New York, NY, USA

  • Date
  • 6 January 2002

The first thing I wanted to do upon returning to New York was visit Ground Zero and view the destruction that took place on 11 September 2001, as Jim and I were in southern Peru on 9/11. I hoped seeing the gaping hole, in person, would solidify my mind’s picture of reality versus a television image, played non-stop by networks in the aftermath. I was not prepared to share the destroyed Twin Towers site with thousands of tourists, especially those posing, mindlessly with smiles, for photos before the wreckage. Nor was I ready to see scores of men and women hawking souvenirs – photos, paintings, and hats – on the streets surrounding the devastation. The several-block long, four-hour queue rambling its way to a recently erected, wooden viewing platform sent Jim and me back home.

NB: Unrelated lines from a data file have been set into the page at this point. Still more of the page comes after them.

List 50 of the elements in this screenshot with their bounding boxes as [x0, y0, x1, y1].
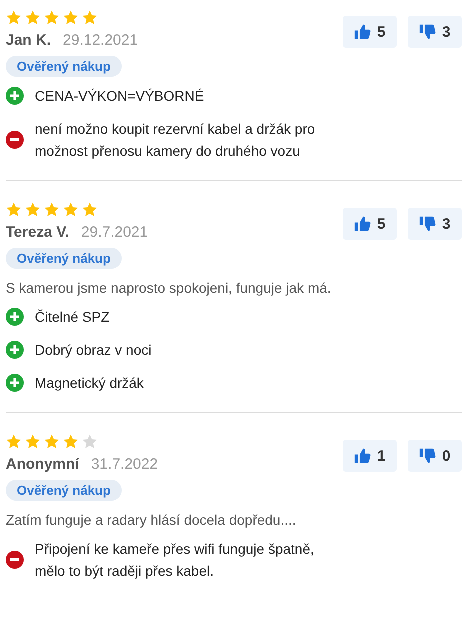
star-icon [44, 10, 60, 26]
author-name: Anonymní [6, 456, 80, 473]
star-icon [25, 434, 41, 450]
minus-icon [6, 551, 24, 569]
minus-icon [6, 131, 24, 149]
star-icon [6, 10, 22, 26]
thumbs-down-icon [419, 448, 436, 464]
thumbs-up-icon [354, 448, 372, 464]
star-icon [6, 434, 22, 450]
star-icon [63, 434, 79, 450]
plus-icon [6, 87, 24, 105]
review-date: 29.12.2021 [63, 32, 138, 49]
dislike-button[interactable]: 0 [408, 440, 462, 472]
star-icon [25, 10, 41, 26]
verified-badge: Ověřený nákup [6, 56, 122, 77]
plus-icon [6, 341, 24, 359]
star-icon [82, 434, 98, 450]
star-icon [6, 202, 22, 218]
pro-text: Čitelné SPZ [35, 308, 110, 327]
review-text: Zatím funguje a radary hlásí docela dopředu.... [6, 511, 298, 530]
review-text: S kamerou jsme naprosto spokojeni, funguje jak má. [6, 279, 332, 298]
thumbs-up-icon [354, 216, 372, 232]
thumbs-down-icon [419, 216, 436, 232]
review-date: 31.7.2022 [91, 456, 158, 473]
con-text: není možno koupit rezervní kabel a držák pro možnost přenosu kamery do druhého vozu [35, 120, 316, 161]
like-button[interactable]: 5 [343, 208, 397, 240]
dislike-button[interactable]: 3 [408, 16, 462, 48]
verified-badge: Ověřený nákup [6, 480, 122, 501]
pro-text: CENA-VÝKON=VÝBORNÉ [35, 87, 204, 106]
con-text: Připojení ke kameře přes wifi funguje špatně, mělo to být raději přes kabel. [35, 540, 316, 581]
star-icon [63, 202, 79, 218]
author-name: Tereza V. [6, 224, 70, 241]
like-button[interactable]: 1 [343, 440, 397, 472]
pro-text: Dobrý obraz v noci [35, 341, 152, 360]
star-icon [82, 202, 98, 218]
star-icon [82, 10, 98, 26]
thumbs-up-icon [354, 24, 372, 40]
like-button[interactable]: 5 [343, 16, 397, 48]
star-icon [44, 434, 60, 450]
pro-text: Magnetický držák [35, 374, 144, 393]
verified-badge: Ověřený nákup [6, 248, 122, 269]
star-icon [63, 10, 79, 26]
dislike-button[interactable]: 3 [408, 208, 462, 240]
plus-icon [6, 308, 24, 326]
review-date: 29.7.2021 [81, 224, 148, 241]
star-icon [25, 202, 41, 218]
star-icon [44, 202, 60, 218]
plus-icon [6, 374, 24, 392]
author-name: Jan K. [6, 32, 52, 49]
thumbs-down-icon [419, 24, 436, 40]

Still, without peering from an above-ground vantage-point, I witnessed the massive opening where the Towers once perched like watchmen over downtown, where today the overcast, wintry weather left a fitting film of dampness and gray. Walking away from the rubble, we passed a closed, boarded-over subway stop and out-of-business shops. Signs proclaiming half-off sales dotted the windows of surviving neighborhood stores selling hats and t-shirts adorned with NYPD and NYFD. Even with a four-hour wait to look at the aftermath, I believe the fervor has peaked.